Deepening the Transatlantic Dialogue on Financial Regulation
Are Our Financial Systems Sound and Stable?
Since the reform overhauls following the crisis in 2008, experts have agonized about the question whether financial systems across the Atlantic are sound enough to prevent another financial crisis. One camp, including Eric Helleiner, professor and member of the Warwick Commission on International Financial Regulation set up in 2009 to reform banking regulation, talks about the “Status Quo Crisis.” The term highlights the fact that there has been very little change despite the massive shock the financial crisis had caused. According to Helleiner, there were, surprisingly enough, no “Bretton Woods moments” that established in 1944 the postwar international financial order. Other examples include the G20 summits that were not rising to the expectations, the unchallenged status of the U.S. dollar as the world’s dominant international currency, or the inherently market-friendly nature of international financial regulation that hasn’t fundamentally changed. Given the incremental nature of reforms, adherents to this viewpoint predict that there will soon be another financial meltdown.
The other camp, including policymakers on both sides of the Atlantic, has been trying to reassure us that the international financial system is sound and stable. Only recently, the Financial Stability Board (FSB) declared that “toxic forms of shadow banking” are being eliminated. When in June 2017 all U.S. banks passed the U.S. Federal Reserve’s annual stress test, the Fed chair suggested we might not experience another financial crisis “in our lifetimes.” Similarly, on its website, the European Commission reassures citizens that past reforms “have made the financial system more stable and resilient.”

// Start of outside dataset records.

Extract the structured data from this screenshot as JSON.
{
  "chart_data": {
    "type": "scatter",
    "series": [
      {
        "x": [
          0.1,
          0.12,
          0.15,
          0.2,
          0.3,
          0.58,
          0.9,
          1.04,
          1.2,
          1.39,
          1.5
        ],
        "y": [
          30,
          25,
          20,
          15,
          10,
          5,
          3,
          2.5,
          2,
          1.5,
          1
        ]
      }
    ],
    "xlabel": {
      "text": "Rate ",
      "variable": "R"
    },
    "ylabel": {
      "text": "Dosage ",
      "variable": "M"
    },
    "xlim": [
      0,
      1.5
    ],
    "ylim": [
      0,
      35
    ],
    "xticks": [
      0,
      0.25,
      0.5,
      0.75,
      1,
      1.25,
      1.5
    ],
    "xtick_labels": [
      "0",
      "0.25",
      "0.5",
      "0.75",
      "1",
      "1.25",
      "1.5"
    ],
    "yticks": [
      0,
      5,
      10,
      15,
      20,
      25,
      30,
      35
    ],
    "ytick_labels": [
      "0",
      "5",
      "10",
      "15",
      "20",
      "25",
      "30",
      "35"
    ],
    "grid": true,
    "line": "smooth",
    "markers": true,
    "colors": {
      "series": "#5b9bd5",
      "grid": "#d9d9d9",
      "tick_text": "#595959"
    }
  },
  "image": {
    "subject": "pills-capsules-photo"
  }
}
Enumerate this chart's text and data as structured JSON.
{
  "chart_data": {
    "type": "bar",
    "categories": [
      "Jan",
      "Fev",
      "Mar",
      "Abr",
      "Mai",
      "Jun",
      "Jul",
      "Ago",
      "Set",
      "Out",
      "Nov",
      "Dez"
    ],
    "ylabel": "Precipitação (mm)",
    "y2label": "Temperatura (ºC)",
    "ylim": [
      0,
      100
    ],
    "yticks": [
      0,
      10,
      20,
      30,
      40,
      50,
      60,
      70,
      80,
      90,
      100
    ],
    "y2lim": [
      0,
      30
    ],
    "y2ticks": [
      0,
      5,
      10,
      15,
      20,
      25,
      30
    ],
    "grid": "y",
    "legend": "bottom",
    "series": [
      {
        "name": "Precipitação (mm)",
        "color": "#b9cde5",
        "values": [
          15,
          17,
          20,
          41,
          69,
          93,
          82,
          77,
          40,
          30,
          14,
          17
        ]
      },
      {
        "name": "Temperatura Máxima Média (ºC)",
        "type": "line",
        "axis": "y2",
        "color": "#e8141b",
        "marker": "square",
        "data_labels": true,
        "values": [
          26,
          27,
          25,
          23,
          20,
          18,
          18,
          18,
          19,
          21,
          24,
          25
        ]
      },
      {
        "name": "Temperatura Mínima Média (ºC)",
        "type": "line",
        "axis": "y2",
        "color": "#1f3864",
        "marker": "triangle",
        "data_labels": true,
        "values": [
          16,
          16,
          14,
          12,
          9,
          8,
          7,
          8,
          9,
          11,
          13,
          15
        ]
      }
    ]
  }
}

Although the FSB describes the financial system as “safer, simpler and fairer,” it also acknowledges “risks that, if left unchecked, could undermine sustainable and balanced growth.” A major problem is, indeed, that risks have morphed—and migrated out of the banking system, where certain activities continue to exist under much less regulatory scrutiny. Banks are also still too big, too interconnected, and too undercapitalized, as a former City minister recently admitted. That is not to say there have not been changes. The regulatory system discredited by the crisis has been overhauled in the U.S. and the EU, but as the European Commission acknowledges, there is a need to “address the remaining risks and to keep the regulatory framework up to speed with technological and economic developments.”
An Ongoing Transatlantic Commitment is Needed
Some efforts have been undertaken to upgrade U.S.-EU financial regulatory cooperation since the crisis. The “Joint U.S. EU Financial Regulatory Forum” now serves as a bilateral channel to deepen the existing U.S.-EU Financial Markets Regulatory Dialogue that would ideally allow identifying potential problems at an earlier stage of the regulatory process. The Forum consists of senior-level meetings involving EU and U.S. regulators twice a year, alternately in Brussels and Washington, DC, as well as one meeting per year between the Commissioner for Financial Stability, Financial Services, and Capital Markets Union and the U.S. Secretary for the Treasury. As long as financial systems are subject to boom and bust cycles, close regulatory cooperation across the Atlantic is necessary to oversee increasingly interdependent financial markets, to reduce the risk of regulatory arbitrage, and to ensure that banks are “international in life but national in death.” An ongoing commitment to the dialogue on both sides of the Atlantic is key to develop effective regulatory solutions for the financial services industry.
The next Financial Regulatory Forum will take place in Brussels in summer 2018.
 Helleiner, Eric. 2014. The Status Quo Crisis. Global Financial Governance after the 2008 Meltdown. Oxford: Oxford University Press.